A HYBRID NUMERICAL/ANALYTICAL MODEL OF TRANSIENT SEEPAGE FOR VERTICAL FRACTURED WELL IN TIGHT GAS RESERVOIR BY USE OF FRACTAL THEORY AND CONFORMAL MAPPING METHOD

Abstract

Insufficient consideration of the complex morphology of hydraulic fractures (HF) and heterogeneous physical properties of fractured reservoirs in seepage models can result in unreliable well testing analyses. The fractal porosity and permeability (FPP) model provides an effective method for characterizing reservoir heterogeneity in the near-wellbore zone. However, its application to scenarios involving irregularly-shaped hydraulic fracture networks and multiple fracture clusters is challenging due to the lack of spatial symmetry.

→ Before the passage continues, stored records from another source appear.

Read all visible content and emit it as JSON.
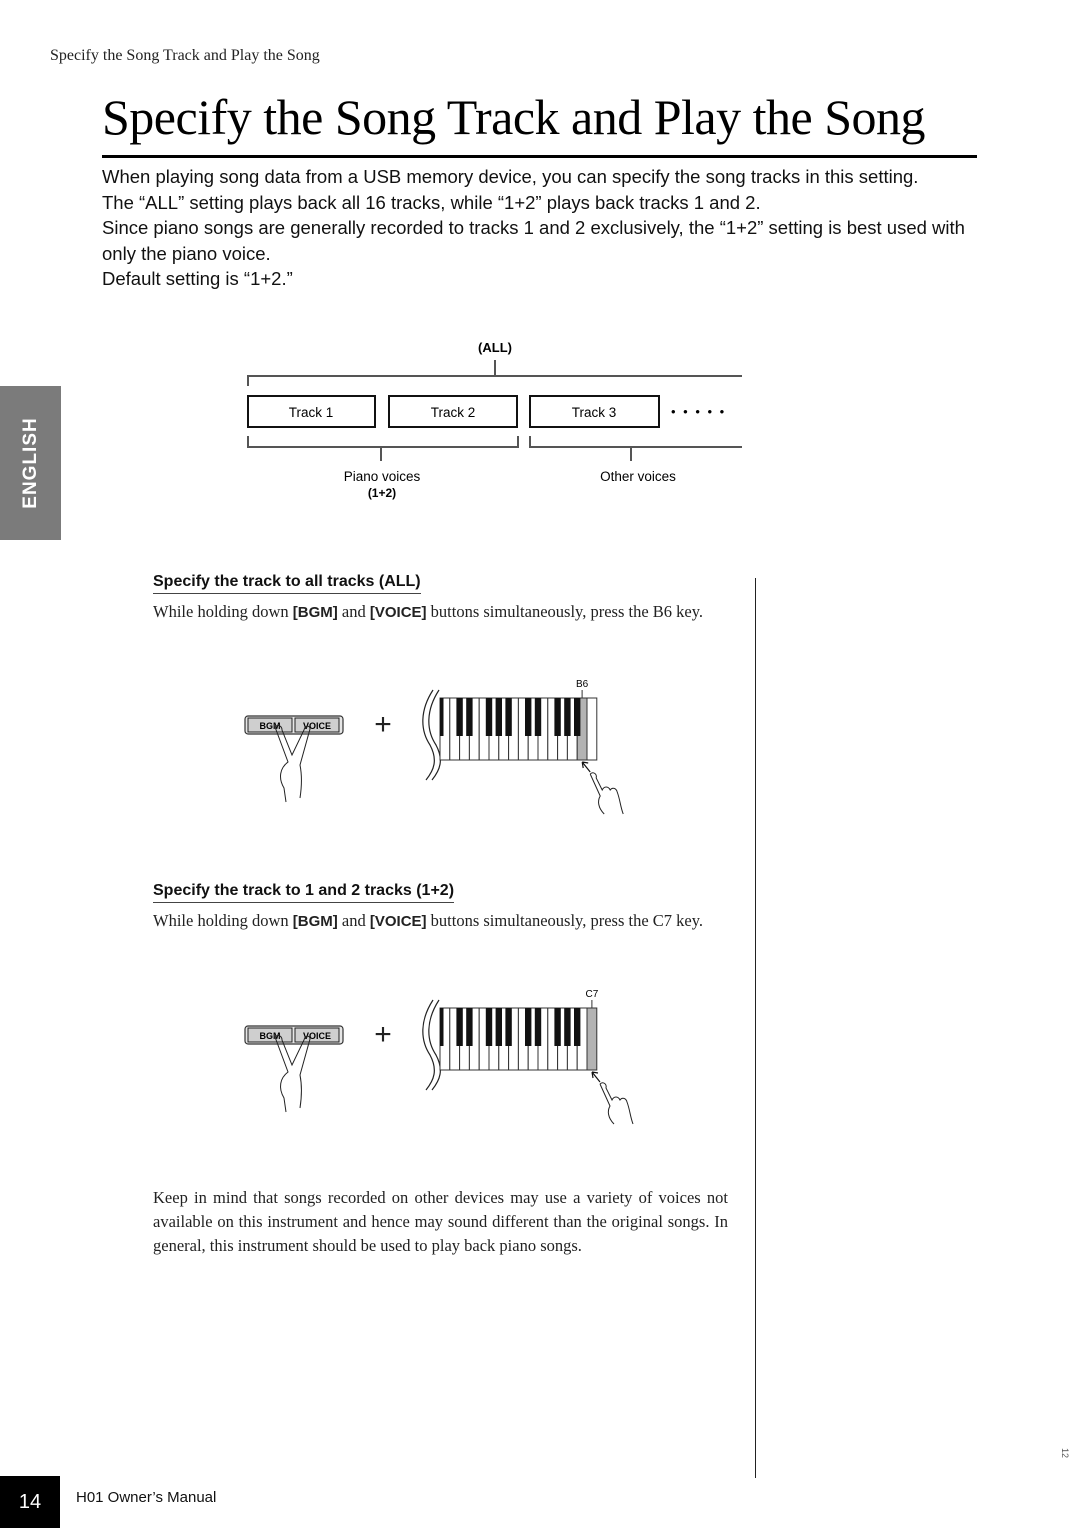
{
  "running_head": "Specify the Song Track and Play the Song",
  "title": "Specify the Song Track and Play the Song",
  "intro": [
    "When playing song data from a USB memory device, you can specify the song tracks in this setting.",
    "The “ALL” setting plays back all 16 tracks, while “1+2” plays back tracks 1 and 2.",
    "Since piano songs are generally recorded to tracks 1 and 2 exclusively, the “1+2” setting is best used with only the piano voice.",
    "Default setting is “1+2.”"
  ],
  "language_tab": "ENGLISH",
  "track_diagram": {
    "all_label": "(ALL)",
    "tracks": [
      "Track 1",
      "Track 2",
      "Track 3"
    ],
    "more_indicator": "• • • • •",
    "piano_voices_label": "Piano voices",
    "piano_setting_label": "(1+2)",
    "other_voices_label": "Other voices"
  },
  "sections": [
    {
      "heading": "Specify the track to all tracks (ALL)",
      "body_pre": "While holding down ",
      "button1": "[BGM]",
      "body_mid": " and ",
      "button2": "[VOICE]",
      "body_post": " buttons simultaneously, press the B6 key.",
      "illustration": {
        "buttons": [
          "BGM",
          "VOICE"
        ],
        "plus": "+",
        "key_label": "B6",
        "highlighted_white_key_from_right": 2
      }
    },
    {
      "heading": "Specify the track to 1 and 2 tracks (1+2)",
      "body_pre": "While holding down ",
      "button1": "[BGM]",
      "body_mid": " and ",
      "button2": "[VOICE]",
      "body_post": " buttons simultaneously, press the C7 key.",
      "illustration": {
        "buttons": [
          "BGM",
          "VOICE"
        ],
        "plus": "+",
        "key_label": "C7",
        "highlighted_white_key_from_right": 1
      }
    }
  ],
  "note": "Keep in mind that songs recorded on other devices may use a variety of voices not available on this instrument and hence may sound different than the original songs. In general, this instrument should be used to play back piano songs.",
  "footer": {
    "page_number": "14",
    "manual_title": "H01 Owner’s Manual",
    "sheet_number": "12"
  },
  "colors": {
    "tab_gray": "#7b7b7b",
    "key_highlight": "#b3b3b3",
    "button_fill": "#cfcfcf"
  }
}
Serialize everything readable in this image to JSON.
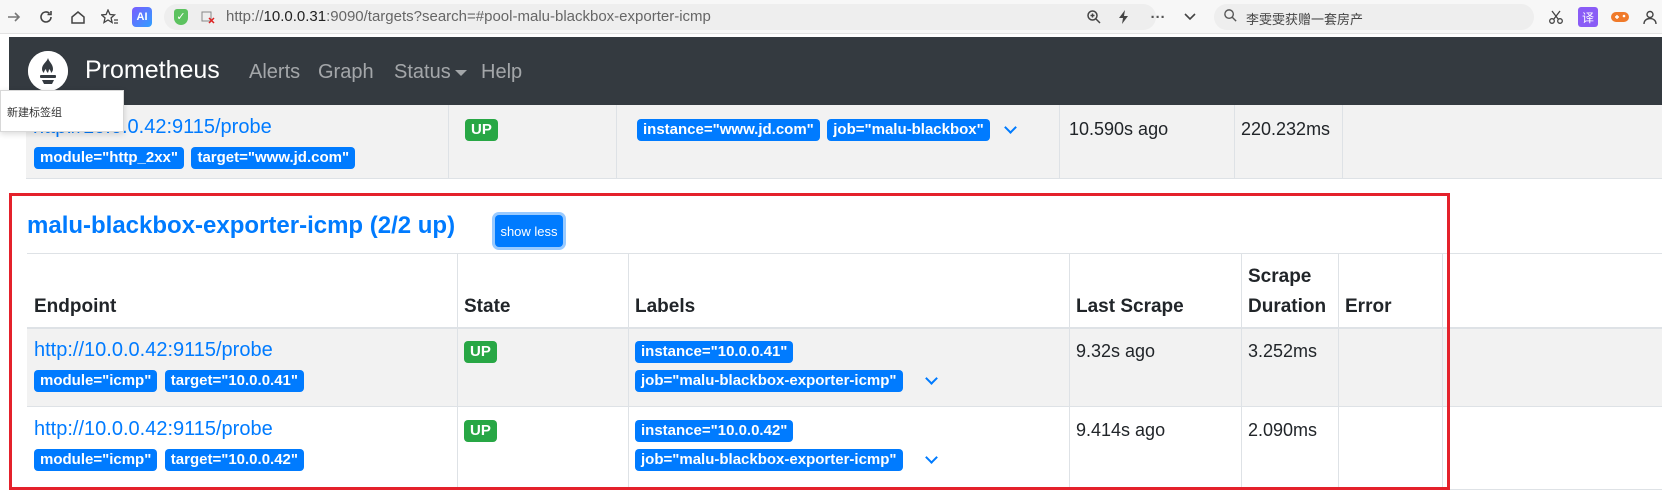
{
  "browser": {
    "url_prefix": "http://",
    "url_host": "10.0.0.31",
    "url_rest": ":9090/targets?search=#pool-malu-blackbox-exporter-icmp",
    "search_text": "李雯雯获赠一套房产",
    "ai_label": "AI",
    "ext_label": "译"
  },
  "tab_popup": "新建标签组",
  "navbar": {
    "brand": "Prometheus",
    "links": [
      "Alerts",
      "Graph",
      "Status",
      "Help"
    ]
  },
  "prev_row": {
    "endpoint": "http://10.0.0.42:9115/probe",
    "params": [
      "module=\"http_2xx\"",
      "target=\"www.jd.com\""
    ],
    "state": "UP",
    "labels": [
      "instance=\"www.jd.com\"",
      "job=\"malu-blackbox\""
    ],
    "last_scrape": "10.590s ago",
    "duration": "220.232ms"
  },
  "pool": {
    "title": "malu-blackbox-exporter-icmp (2/2 up)",
    "toggle_label": "show less",
    "headers": {
      "endpoint": "Endpoint",
      "state": "State",
      "labels": "Labels",
      "last_scrape": "Last Scrape",
      "duration_line1": "Scrape",
      "duration_line2": "Duration",
      "error": "Error"
    },
    "rows": [
      {
        "endpoint": "http://10.0.0.42:9115/probe",
        "params": [
          "module=\"icmp\"",
          "target=\"10.0.0.41\""
        ],
        "state": "UP",
        "labels": [
          "instance=\"10.0.0.41\"",
          "job=\"malu-blackbox-exporter-icmp\""
        ],
        "last_scrape": "9.32s ago",
        "duration": "3.252ms",
        "error": ""
      },
      {
        "endpoint": "http://10.0.0.42:9115/probe",
        "params": [
          "module=\"icmp\"",
          "target=\"10.0.0.42\""
        ],
        "state": "UP",
        "labels": [
          "instance=\"10.0.0.42\"",
          "job=\"malu-blackbox-exporter-icmp\""
        ],
        "last_scrape": "9.414s ago",
        "duration": "2.090ms",
        "error": ""
      }
    ]
  },
  "colors": {
    "accent": "#007bff",
    "up": "#28a745",
    "navbar": "#343a40",
    "highlight": "#e4212b"
  }
}
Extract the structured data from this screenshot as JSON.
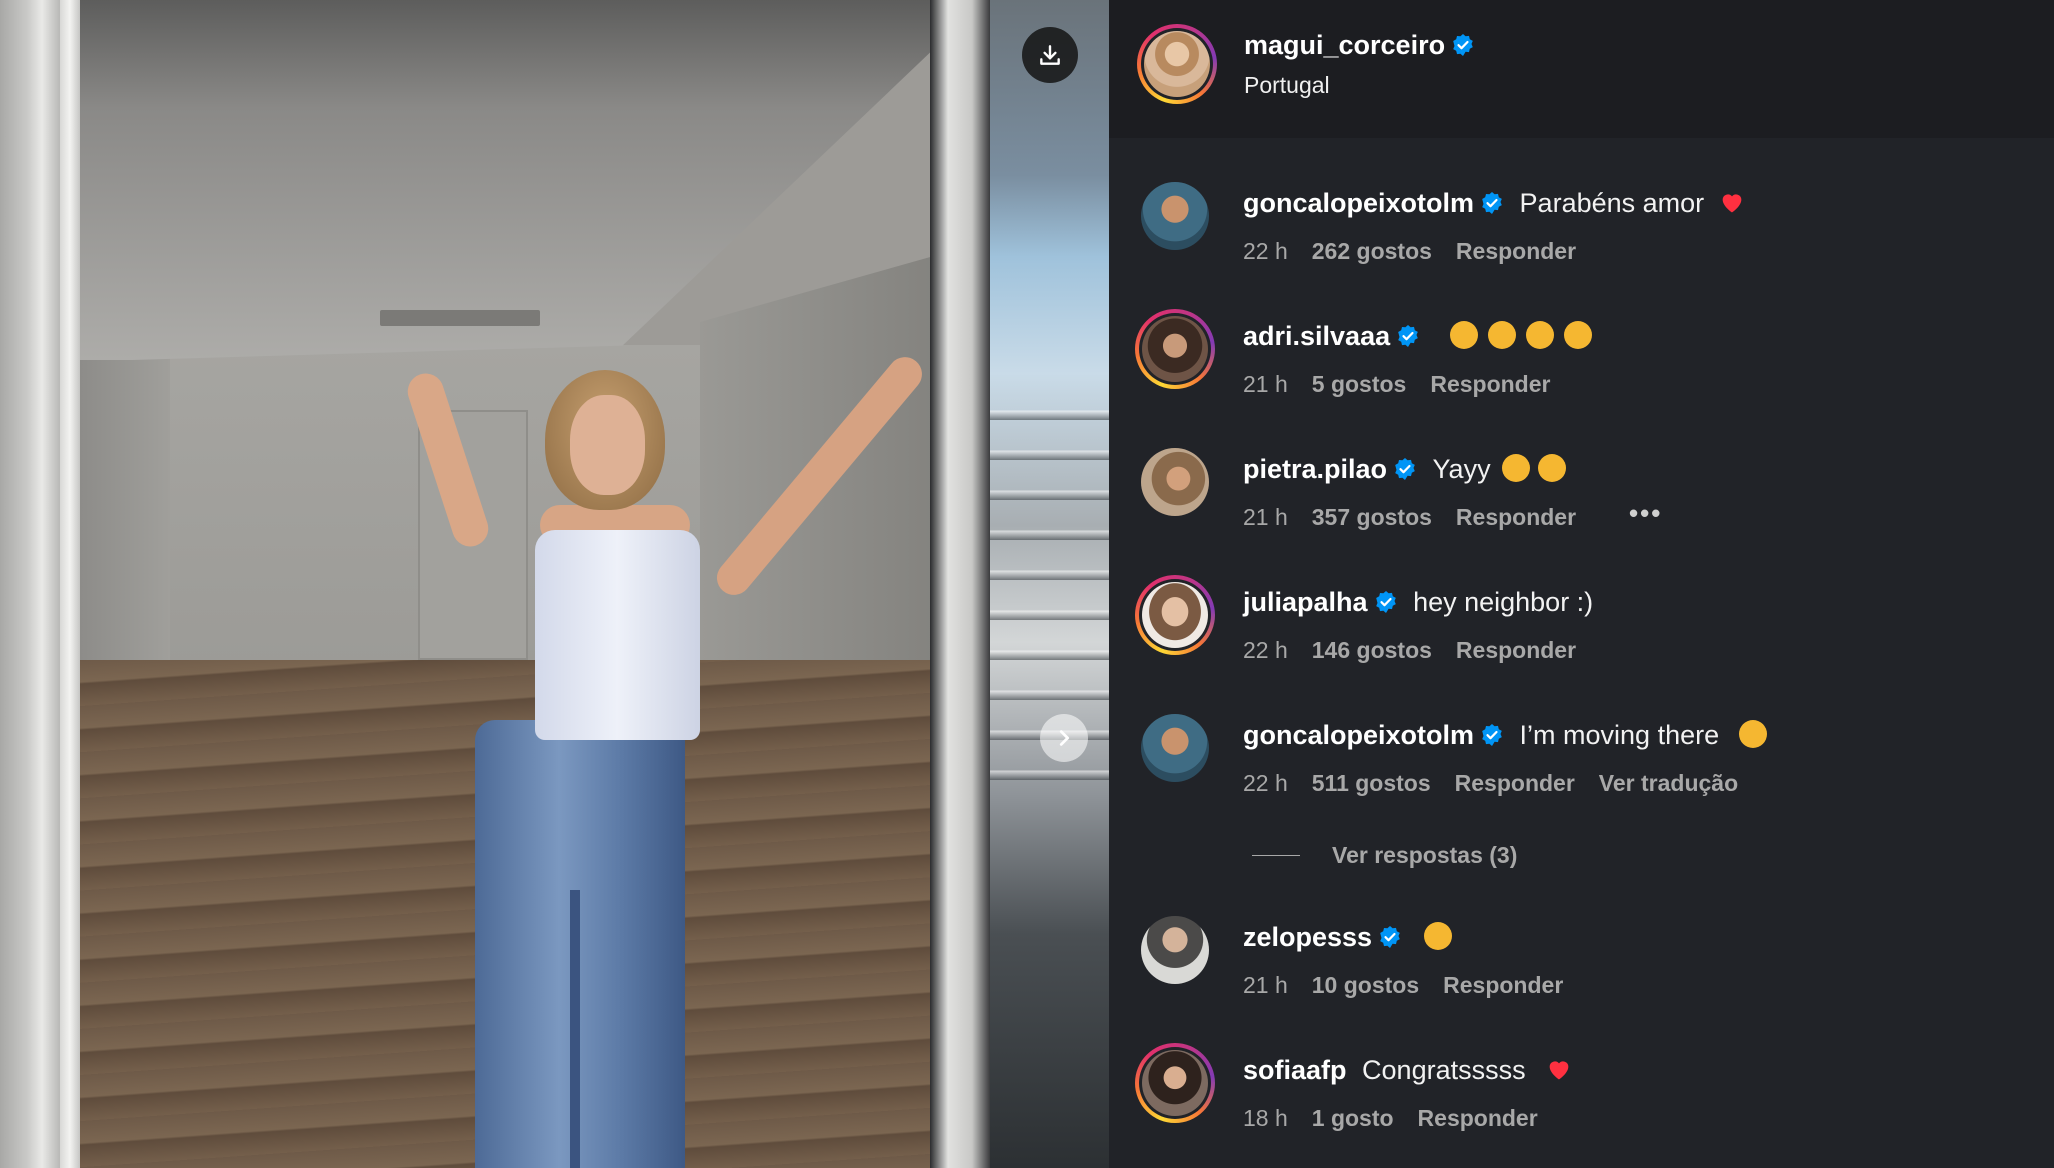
{
  "post": {
    "author": "magui_corceiro",
    "location": "Portugal",
    "verified": true
  },
  "comments": [
    {
      "user": "goncalopeixotolm",
      "verified": true,
      "text": "Parabéns amor",
      "emojis": [
        "red-heart"
      ],
      "time": "22 h",
      "likes": "262 gostos",
      "reply": "Responder"
    },
    {
      "user": "adri.silvaaa",
      "verified": true,
      "text": "",
      "emojis": [
        "kissing-face",
        "kissing-face",
        "kissing-face",
        "kissing-face"
      ],
      "time": "21 h",
      "likes": "5 gostos",
      "reply": "Responder"
    },
    {
      "user": "pietra.pilao",
      "verified": true,
      "text": "Yayy",
      "emojis": [
        "heart-eyes",
        "heart-eyes"
      ],
      "time": "21 h",
      "likes": "357 gostos",
      "reply": "Responder",
      "more": "•••"
    },
    {
      "user": "juliapalha",
      "verified": true,
      "text": "hey neighbor :)",
      "emojis": [],
      "time": "22 h",
      "likes": "146 gostos",
      "reply": "Responder"
    },
    {
      "user": "goncalopeixotolm",
      "verified": true,
      "text": "I’m moving there",
      "emojis": [
        "grinning-face"
      ],
      "time": "22 h",
      "likes": "511 gostos",
      "reply": "Responder",
      "translate": "Ver tradução"
    },
    {
      "user": "zelopesss",
      "verified": true,
      "text": "",
      "emojis": [
        "heart-eyes"
      ],
      "time": "21 h",
      "likes": "10 gostos",
      "reply": "Responder"
    },
    {
      "user": "sofiaafp",
      "verified": false,
      "text": "Congratsssss",
      "emojis": [
        "red-heart"
      ],
      "time": "18 h",
      "likes": "1 gosto",
      "reply": "Responder"
    }
  ],
  "view_replies": "Ver respostas (3)",
  "icons": {
    "download": "download-icon",
    "next": "chevron-right-icon",
    "verified": "verified-badge-icon"
  },
  "colors": {
    "panel_bg": "#212328",
    "verified_blue": "#0095f6",
    "meta_gray": "#a8a8a8"
  }
}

To address this issue, this paper proposes a combined approach of FPP and conformal mapping (FPP-CM) to transform the region of fractured formation into the exterior of the unit disk domain using numerical conformal mapping. The transient seepage flow model of the vertical fracture well (VFW) is then established by coupling it with the FPP model. The typical curve of pressure transient behavior with the division of flow stages was plotted, and the model verification and sensitivity analysis of parameters were conducted. The results indicate that the fractal dimension primarily affects the formation linear flow stage and its subsequent flow stages; with a decrease in fractal dimension resulting in an increase in the position of the typical curve. For VFW with multiple HF wings, a decrease in the included angle of fracture wings causes an increase in the heterogeneity distribution of microfracture physical properties, resulting in an increase in the position of the pseudo-pressure derivative curve during the late flow stage.